Sean Shibe: Profesion

Record and Artist Details

Genre:

Instrumental

Label: Pentatone

Media Format: CD or Download

Media Runtime: 62

Mastering:

DDD

Catalogue Number: PTC5187 054

PTC5187 054. Sean Shibe: Profesion

Tracks:

Composition Artist Credit
(Le) Catedral (Pio) Agustín Barrios Mangoré, Composer
Sean Shibe, Guitar
Julia Florida (Pio) Agustín Barrios Mangoré, Composer
Sean Shibe, Guitar
(12) Etudes Heitor Villa-Lobos, Composer
Sean Shibe, Guitar
Sonata for Guitar Alberto (Evaristo) Ginastera, Composer
Sean Shibe, Guitar

Barrios was an undisputed master of the guitar, Villa-Lobos a desultory practitioner, Ginastera a non-playing admirer of its unique sound world. Yet their compositions are equally successful in exhibiting an irresistible combination of sophistication and primitivism. The image, on the cover of Scottish guitarist Sean Shibe’s latest release, featuring the interior of a cathedral reclaimed by the jungle, speaks to this, as well as referencing Barrios’s inspiration for La catedral and the words of his poem Profesión de fe (‘Profession of Faith’), from which Shibe’s album takes its name.

And Shibe himself? As he writes in his booklet note: ‘All of these composers, with very different methods and results, use the guitar as a shamanic conduit to the heritage and destiny of South America.’ Consequently, ‘Profesión’ finds Shibe taking his questing, questioning artistry to the next (spirit) level. Nowhere more so than in Villa-Lobos’s 12 Études, which form the centrepiece of the recital. Villa-Lobos’s Bach homage, the third of his Five Preludes, slips seamlessly into Barrios’s La catedral like an extemporised organ prelude opening out into something more expansive yet equally intimate.

But the studies’ dazzling panoply of styles and techniques compels a fearless Shibe to penetrate further into the undergrowth, as the presiding spirits of the first few studies – Chopin, Paganini et al – are eventually overwhelmed by a maelstrom of Brazilian folk material and sometimes bizarre, seemingly sui generis gestures, many of which apparently confounded even the great Segovia. It’s an extraordinary account, bursting with nuance and personality and easily rivalling Julian Bream’s classic from 1978.

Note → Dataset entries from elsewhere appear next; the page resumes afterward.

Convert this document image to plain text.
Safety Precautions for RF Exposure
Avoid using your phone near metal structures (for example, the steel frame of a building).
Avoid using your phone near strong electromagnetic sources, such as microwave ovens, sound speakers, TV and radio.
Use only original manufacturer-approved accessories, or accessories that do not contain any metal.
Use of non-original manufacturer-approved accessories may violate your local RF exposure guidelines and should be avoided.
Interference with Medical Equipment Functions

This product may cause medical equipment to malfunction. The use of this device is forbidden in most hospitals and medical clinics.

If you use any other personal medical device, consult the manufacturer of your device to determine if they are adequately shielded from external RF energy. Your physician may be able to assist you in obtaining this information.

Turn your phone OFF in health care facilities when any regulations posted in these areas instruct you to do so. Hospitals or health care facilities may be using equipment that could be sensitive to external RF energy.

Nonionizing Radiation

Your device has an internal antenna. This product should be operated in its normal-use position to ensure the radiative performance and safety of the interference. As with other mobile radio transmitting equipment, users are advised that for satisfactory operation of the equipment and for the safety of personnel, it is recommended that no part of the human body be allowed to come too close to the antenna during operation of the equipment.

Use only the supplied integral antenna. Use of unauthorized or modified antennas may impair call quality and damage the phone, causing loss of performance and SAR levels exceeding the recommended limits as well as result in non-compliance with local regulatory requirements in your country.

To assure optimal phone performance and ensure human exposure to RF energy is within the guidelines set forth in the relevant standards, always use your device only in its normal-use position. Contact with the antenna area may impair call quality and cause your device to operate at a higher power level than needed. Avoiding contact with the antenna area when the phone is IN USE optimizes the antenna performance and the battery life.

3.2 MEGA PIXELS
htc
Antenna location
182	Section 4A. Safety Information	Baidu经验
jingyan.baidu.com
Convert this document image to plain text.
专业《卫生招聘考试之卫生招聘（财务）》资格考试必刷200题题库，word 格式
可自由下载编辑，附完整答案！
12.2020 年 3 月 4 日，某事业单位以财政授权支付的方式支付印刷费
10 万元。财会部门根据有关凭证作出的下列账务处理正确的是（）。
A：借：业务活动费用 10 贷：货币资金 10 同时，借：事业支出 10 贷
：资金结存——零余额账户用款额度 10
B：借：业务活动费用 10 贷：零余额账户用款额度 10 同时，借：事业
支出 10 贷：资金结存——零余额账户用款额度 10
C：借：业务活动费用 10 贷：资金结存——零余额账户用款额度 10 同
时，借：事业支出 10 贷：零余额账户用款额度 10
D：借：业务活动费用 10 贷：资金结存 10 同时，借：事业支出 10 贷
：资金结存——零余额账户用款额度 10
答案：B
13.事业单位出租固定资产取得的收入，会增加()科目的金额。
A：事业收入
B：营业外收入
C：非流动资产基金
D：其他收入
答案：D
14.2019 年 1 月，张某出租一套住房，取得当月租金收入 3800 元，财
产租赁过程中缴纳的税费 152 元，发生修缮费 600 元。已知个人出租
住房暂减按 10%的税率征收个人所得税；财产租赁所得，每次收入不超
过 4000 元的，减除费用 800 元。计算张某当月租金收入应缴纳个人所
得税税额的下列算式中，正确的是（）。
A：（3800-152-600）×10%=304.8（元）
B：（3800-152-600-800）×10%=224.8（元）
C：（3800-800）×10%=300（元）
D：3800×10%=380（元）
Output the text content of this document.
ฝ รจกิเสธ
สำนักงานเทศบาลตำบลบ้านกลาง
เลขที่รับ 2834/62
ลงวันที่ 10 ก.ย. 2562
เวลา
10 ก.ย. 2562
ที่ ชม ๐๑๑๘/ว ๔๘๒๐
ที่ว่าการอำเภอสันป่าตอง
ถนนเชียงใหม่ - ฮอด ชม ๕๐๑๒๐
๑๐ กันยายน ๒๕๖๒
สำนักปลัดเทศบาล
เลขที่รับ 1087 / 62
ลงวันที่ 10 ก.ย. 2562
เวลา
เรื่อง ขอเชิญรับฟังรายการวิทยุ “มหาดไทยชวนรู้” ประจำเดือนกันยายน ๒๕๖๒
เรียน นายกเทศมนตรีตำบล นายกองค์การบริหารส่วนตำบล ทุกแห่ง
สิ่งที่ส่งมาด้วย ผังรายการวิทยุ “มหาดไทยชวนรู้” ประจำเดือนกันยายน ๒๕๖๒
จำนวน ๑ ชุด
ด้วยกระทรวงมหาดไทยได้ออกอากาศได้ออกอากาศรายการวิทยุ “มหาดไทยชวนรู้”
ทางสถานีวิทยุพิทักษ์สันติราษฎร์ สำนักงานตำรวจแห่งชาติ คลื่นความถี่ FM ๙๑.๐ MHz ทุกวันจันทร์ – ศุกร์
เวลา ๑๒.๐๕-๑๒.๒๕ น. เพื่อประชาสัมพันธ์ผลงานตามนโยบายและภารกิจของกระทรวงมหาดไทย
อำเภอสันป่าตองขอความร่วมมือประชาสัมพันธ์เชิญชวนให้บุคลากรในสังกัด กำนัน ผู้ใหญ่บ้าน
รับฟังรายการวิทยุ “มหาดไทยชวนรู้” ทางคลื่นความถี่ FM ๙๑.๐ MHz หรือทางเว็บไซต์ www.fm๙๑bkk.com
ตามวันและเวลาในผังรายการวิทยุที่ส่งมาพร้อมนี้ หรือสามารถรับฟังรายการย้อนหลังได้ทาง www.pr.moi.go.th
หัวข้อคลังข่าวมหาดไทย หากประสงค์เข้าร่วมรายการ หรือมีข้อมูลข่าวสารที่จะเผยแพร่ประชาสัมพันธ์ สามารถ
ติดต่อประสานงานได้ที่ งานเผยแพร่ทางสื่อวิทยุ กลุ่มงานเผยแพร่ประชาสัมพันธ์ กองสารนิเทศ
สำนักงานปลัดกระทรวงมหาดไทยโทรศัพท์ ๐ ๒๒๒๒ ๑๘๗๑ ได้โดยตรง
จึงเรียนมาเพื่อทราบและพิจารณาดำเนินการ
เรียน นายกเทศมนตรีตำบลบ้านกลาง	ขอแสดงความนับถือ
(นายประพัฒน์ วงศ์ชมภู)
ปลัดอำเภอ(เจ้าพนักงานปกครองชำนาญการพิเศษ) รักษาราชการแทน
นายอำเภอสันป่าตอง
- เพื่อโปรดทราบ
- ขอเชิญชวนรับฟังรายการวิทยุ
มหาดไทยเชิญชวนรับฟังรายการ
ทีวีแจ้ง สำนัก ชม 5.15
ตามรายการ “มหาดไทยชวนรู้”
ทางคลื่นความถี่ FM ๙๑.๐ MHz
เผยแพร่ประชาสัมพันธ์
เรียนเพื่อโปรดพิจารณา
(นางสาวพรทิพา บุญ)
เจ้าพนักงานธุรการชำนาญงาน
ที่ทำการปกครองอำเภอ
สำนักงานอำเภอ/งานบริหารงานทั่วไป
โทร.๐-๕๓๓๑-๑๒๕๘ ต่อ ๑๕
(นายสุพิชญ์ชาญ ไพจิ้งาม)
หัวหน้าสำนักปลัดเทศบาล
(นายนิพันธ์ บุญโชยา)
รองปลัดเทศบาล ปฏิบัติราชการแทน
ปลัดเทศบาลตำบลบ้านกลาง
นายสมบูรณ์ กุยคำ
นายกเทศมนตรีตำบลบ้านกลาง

Ginastera’s Sonata itself boils down Argentine folk material and nearly every guitar technique known at the time into something more viscous and muscular – qualities that Shibe seizes on, and communicates, with a pervasive sense of astonishment, as though he’s discovering the piece for the first time yet has known it for ever. Now that’s guitar-playing.